Owning your Content

Every now and then something happens that calls our attention about platforms and content. For example, the recent Facebook/Cambridge Analytics scandal. Or some time before, Medium enforcing a paywall around their content.

As several people have pointed out, if you are not paying for the product, then you are the product.

Medium has an excellent publishing platform and offers visibility to those who publish there. But they can't offer it for free forever. Facebook is no different. I'm surprised by the number of businesses selling their products only through Facebook. I understand, it's where you target audience is! But it's Facebook who controls your content, who sees it and when. And it's Facebook that decides that you need to pay to "boost" your post to your audience. Facebook's priorities and goals are very different than yours.

Something similar could be said about relying only on LinkedIn for your professional profile1, or selling your products through Amazon. Although the situation with Amazon is slightly different because you are paying Amazon for fulfillment, storage, etc.
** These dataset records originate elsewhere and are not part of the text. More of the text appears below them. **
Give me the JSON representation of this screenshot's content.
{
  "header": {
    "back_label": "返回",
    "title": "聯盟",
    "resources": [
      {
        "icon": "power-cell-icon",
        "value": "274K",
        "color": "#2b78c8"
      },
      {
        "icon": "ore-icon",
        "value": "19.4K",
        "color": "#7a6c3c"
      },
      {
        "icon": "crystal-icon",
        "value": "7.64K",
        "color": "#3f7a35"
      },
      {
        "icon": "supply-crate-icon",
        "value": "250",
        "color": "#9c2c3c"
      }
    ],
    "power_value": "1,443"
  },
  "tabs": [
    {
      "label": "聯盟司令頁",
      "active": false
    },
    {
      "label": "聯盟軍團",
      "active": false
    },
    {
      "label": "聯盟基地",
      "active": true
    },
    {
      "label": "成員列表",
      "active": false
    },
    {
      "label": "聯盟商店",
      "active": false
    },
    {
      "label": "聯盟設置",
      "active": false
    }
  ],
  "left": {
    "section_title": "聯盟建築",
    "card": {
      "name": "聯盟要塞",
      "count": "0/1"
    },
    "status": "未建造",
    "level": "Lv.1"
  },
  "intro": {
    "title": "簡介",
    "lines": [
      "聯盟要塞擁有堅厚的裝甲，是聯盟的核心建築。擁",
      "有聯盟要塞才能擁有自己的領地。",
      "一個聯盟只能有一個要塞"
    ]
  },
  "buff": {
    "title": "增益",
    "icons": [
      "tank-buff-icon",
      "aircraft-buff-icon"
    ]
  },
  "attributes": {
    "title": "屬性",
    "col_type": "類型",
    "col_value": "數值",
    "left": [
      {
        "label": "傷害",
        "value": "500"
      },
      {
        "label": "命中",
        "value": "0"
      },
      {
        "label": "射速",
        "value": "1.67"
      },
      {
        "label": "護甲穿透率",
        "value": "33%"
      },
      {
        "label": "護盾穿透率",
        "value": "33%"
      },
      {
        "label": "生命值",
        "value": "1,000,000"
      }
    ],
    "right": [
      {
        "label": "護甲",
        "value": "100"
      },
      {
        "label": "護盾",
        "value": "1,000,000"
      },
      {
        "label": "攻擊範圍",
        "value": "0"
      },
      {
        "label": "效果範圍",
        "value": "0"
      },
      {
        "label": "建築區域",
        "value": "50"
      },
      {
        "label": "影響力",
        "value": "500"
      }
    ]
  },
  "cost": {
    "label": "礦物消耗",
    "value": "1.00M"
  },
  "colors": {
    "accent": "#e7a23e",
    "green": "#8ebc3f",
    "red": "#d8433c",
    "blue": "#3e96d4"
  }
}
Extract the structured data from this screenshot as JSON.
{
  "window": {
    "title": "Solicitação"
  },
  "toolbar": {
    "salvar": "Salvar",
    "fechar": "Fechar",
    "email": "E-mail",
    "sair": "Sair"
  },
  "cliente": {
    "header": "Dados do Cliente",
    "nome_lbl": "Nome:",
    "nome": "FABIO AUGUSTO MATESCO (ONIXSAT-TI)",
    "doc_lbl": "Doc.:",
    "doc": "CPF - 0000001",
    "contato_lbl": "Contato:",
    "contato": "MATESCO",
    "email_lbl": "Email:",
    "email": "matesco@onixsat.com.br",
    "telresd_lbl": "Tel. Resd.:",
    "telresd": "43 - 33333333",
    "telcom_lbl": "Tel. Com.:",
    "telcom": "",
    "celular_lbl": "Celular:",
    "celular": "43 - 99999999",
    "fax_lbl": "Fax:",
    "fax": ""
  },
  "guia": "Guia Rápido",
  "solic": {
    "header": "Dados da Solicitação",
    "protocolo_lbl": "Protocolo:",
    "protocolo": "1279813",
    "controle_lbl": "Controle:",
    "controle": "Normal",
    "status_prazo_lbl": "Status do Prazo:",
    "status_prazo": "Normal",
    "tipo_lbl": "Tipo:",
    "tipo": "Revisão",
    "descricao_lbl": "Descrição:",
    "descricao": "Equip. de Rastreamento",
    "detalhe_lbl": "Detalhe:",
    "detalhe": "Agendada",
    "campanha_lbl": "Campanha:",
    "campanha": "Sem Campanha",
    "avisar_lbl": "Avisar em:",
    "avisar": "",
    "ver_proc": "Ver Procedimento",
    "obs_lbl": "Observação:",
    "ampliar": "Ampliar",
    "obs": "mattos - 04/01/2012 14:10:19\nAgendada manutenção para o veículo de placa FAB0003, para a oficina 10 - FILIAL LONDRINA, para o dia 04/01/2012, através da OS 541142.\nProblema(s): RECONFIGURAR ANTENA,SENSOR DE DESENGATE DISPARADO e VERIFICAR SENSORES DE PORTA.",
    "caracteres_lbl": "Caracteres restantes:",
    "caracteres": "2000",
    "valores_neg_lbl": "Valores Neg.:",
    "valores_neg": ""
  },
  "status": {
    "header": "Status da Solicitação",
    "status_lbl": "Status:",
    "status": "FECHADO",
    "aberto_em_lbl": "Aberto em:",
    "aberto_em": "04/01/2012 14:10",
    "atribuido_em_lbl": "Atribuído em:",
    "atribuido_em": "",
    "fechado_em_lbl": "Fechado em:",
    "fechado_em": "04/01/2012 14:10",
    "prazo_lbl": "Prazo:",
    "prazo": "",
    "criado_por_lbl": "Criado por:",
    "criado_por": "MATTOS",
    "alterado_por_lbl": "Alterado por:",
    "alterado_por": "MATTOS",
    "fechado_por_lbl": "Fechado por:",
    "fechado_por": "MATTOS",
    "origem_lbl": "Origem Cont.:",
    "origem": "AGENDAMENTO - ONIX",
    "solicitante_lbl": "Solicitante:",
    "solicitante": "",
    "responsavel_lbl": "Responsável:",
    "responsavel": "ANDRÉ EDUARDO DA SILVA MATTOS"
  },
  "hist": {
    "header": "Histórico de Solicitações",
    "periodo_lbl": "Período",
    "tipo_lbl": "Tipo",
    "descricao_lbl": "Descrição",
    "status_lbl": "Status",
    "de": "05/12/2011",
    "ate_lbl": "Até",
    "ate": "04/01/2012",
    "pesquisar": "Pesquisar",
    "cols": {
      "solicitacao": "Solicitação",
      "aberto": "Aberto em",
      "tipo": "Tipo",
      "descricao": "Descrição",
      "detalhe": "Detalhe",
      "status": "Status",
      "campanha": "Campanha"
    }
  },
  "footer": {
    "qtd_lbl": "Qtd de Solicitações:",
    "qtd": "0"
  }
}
But if your niche is lucrative enough --and Amazon has precise data about everything that happens on their platform--, nothing stops Amazon from launching their own brand and competing head to head with your business.

Put your work in a platform where you are the customer, not the product. If you are in for the long term it's not only totally worth it but indispensable.


  1. Have you ever wonder who LinkedIn customers are? Again, if you are not paying for publishing your profile on LinkedIn, then you are the product that's being sold to headhunters and other interested parties.